Religius palsu memiliki musuh sebesar semesta alam. Karena keburukan
berasal dari orang lain, menjadikan mereka sebagai musuh adalah kesimpulan yang
logis, yang juga merupakan hak paling alami para musuh.
Dimana ada permusuhan terhadap kekurangan dan keburukan, tentunya ada
juga muhabbah yang dilakukan kepada pemilik kesempurnaan dan kelebihan. Seorang
religius palsu, selalu menunggu muhabbah untuk dirinya dan permusuhan untuk
orang lain. Padahal tugas yang paling kecil seorang Mukmin yang hakiki adalah berusaha memastikan umat manusia mencintai,
memuji, dan mengharapkan pertolongan kepada Allah, bukan pada dirinya sendiri.
Seseorang yang mengaku religius menyukai adanya perpecahan. Dia adalah
seniman untuk menciptakan perpecahan di antara dua pihak dan juga membuat
permusuhan, ghibah, dan fitnah dengan perkataan yang menimbulkan pertengkaran.

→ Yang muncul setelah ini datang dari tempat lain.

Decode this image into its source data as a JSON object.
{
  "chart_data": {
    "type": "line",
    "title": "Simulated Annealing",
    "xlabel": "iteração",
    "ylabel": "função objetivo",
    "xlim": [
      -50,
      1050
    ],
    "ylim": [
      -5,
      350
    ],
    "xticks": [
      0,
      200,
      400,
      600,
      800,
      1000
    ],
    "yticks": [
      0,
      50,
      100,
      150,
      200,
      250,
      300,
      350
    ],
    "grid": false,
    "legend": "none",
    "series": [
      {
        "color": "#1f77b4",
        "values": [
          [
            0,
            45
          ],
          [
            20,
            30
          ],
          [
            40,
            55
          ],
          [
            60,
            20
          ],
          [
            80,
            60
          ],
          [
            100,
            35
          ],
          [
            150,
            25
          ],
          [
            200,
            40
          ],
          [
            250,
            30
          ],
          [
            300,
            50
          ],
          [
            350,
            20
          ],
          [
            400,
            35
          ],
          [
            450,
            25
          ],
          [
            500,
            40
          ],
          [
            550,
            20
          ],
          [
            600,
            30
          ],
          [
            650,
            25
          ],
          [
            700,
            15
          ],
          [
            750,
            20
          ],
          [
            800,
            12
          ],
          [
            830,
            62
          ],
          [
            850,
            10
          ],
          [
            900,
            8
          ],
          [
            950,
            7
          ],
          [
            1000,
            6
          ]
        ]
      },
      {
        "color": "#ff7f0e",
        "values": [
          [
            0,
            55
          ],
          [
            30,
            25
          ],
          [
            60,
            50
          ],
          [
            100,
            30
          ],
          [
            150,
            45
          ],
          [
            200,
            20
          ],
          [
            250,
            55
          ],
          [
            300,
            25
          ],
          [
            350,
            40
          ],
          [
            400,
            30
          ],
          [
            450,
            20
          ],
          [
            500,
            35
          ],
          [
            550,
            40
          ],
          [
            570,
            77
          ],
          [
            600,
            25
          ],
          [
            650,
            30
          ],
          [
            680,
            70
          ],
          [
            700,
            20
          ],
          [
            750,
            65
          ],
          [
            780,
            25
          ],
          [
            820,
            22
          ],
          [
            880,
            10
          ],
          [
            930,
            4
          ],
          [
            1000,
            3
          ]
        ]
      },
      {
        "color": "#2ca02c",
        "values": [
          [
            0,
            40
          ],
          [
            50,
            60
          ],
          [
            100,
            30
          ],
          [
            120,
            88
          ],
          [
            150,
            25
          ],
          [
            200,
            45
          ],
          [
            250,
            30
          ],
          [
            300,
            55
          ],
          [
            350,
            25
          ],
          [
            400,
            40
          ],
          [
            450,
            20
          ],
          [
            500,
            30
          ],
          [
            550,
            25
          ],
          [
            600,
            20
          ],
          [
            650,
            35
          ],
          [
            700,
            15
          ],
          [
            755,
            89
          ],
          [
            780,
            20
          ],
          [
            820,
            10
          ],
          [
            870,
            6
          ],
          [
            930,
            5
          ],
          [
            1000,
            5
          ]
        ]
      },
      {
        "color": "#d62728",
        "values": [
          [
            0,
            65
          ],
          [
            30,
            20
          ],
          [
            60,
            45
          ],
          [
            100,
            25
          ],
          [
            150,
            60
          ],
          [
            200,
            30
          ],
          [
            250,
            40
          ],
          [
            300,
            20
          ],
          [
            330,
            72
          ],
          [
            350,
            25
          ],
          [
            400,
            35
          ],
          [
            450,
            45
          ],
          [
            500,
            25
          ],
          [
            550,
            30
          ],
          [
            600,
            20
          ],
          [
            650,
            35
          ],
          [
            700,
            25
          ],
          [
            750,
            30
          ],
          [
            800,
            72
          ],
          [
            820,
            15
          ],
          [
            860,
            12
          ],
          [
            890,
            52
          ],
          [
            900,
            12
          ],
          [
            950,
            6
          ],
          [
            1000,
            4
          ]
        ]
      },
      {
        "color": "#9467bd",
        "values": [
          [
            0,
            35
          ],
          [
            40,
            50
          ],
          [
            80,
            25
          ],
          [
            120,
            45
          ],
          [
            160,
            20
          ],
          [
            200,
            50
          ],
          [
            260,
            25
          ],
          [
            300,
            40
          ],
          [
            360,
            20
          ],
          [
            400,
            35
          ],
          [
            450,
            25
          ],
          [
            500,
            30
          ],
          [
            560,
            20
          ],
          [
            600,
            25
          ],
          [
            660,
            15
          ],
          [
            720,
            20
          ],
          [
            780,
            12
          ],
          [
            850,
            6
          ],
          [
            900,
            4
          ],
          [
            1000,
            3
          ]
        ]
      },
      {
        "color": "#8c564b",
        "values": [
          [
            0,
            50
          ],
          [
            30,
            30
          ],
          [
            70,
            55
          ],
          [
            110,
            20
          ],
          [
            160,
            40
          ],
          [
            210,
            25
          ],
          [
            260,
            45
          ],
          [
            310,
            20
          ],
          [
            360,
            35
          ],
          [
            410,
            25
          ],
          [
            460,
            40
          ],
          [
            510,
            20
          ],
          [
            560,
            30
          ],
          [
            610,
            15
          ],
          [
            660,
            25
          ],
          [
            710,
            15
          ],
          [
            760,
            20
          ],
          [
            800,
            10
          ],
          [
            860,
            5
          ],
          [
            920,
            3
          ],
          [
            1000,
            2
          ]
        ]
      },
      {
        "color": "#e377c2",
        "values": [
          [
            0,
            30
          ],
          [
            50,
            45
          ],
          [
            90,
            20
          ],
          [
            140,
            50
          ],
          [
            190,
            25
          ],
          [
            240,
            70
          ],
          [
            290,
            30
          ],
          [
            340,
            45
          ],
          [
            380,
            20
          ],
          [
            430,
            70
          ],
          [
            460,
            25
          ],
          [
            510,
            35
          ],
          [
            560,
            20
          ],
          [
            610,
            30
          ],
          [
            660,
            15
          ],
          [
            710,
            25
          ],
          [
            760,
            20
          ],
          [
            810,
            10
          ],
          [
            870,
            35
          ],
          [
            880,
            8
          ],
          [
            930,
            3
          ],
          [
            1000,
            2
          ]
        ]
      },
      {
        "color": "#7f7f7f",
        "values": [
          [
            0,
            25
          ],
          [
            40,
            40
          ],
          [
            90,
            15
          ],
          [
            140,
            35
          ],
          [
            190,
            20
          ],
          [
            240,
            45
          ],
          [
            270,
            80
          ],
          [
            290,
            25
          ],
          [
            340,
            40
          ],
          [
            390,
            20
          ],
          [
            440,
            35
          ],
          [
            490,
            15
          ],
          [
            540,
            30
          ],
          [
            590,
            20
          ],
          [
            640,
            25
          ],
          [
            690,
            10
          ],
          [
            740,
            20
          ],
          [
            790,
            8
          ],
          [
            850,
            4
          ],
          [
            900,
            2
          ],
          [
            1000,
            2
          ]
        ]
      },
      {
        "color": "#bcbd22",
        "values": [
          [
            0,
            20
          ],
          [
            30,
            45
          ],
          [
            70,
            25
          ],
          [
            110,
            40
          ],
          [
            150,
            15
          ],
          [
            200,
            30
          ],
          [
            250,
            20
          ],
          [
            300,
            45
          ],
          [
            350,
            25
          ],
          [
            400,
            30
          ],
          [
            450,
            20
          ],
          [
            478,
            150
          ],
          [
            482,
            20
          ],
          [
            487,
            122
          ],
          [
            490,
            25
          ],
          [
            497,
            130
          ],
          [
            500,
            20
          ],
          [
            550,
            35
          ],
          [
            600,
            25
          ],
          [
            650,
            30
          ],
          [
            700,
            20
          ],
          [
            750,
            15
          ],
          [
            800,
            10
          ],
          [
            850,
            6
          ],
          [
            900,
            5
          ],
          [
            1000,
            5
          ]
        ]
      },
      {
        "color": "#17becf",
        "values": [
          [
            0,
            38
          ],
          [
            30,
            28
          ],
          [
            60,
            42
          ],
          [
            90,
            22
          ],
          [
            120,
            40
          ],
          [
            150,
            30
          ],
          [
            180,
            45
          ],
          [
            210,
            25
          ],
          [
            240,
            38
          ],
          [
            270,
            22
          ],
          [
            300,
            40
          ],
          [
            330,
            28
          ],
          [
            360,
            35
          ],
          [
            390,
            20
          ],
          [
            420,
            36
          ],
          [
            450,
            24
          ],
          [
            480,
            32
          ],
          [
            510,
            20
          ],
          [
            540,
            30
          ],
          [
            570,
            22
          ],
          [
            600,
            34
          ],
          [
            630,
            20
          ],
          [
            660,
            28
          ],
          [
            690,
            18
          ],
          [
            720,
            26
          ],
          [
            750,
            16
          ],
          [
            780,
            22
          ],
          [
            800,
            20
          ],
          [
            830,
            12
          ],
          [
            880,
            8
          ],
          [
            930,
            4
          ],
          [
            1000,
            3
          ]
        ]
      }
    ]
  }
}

Memusuhi hal-hal yang dianggap buruk oleh sang religius palsu, tentunya
akan membuatnya bergembira. Sedangkan orang yang
tidak memusuhi hal yang dianggapnya buruk, maka dia tidak akan pernah
dianggapnya.
Di manapun religious palsu tinggal, dia selalu menginginkan masyarakat yang hidup bersamanya bergantung dan mengikuti dirinya. Dia tidak akan pernah
menyerah dari keinginan
untuk dilihat pandangannya, didengar perkataannya, dan ditaati hukum buatannya.
Keagamisan seorang religius palsu hanya untuk keduniaan. Dia seperti serigala
yang menyamar dalam bentuk kambing, dia berusaha memburu keduniaan dengan
agama. Tujuan keseluruhan yang dia miliki adalah demi tercapainya kehendak
manfaat pribadi, kekayaan, dan hawa nasfu. Keinginannya bukanlah keagamisan,
akan tetapi uang keduniaan; musuhnya bukanlah hawa nafsu, tetapi keagamisan itu
sendiri.
Religius palsu, adalah orang kasihan yang pertama-tama berusaha menipu
dirinya sendiri, lalu menipu orang lain. Sangat disayangkan, dalam sepanjang
sejarah ada banyak orang yang terperdaya dan menjauh dari keagamaan dan
keagamisan seperti ini.
Walau bagaimanapun ketidak-pedulian terhadap agama dengan sebab ini,
adalah berasal dari ahlaknya yang menyalahkan orang lain, memulai pekerjaan
dari tempat yang salah, menganggap diri sendiri adalah yang paling bersih, dan
tidak memikirkan bahwa menjadi religius adalah tugas bagi setiap hamba.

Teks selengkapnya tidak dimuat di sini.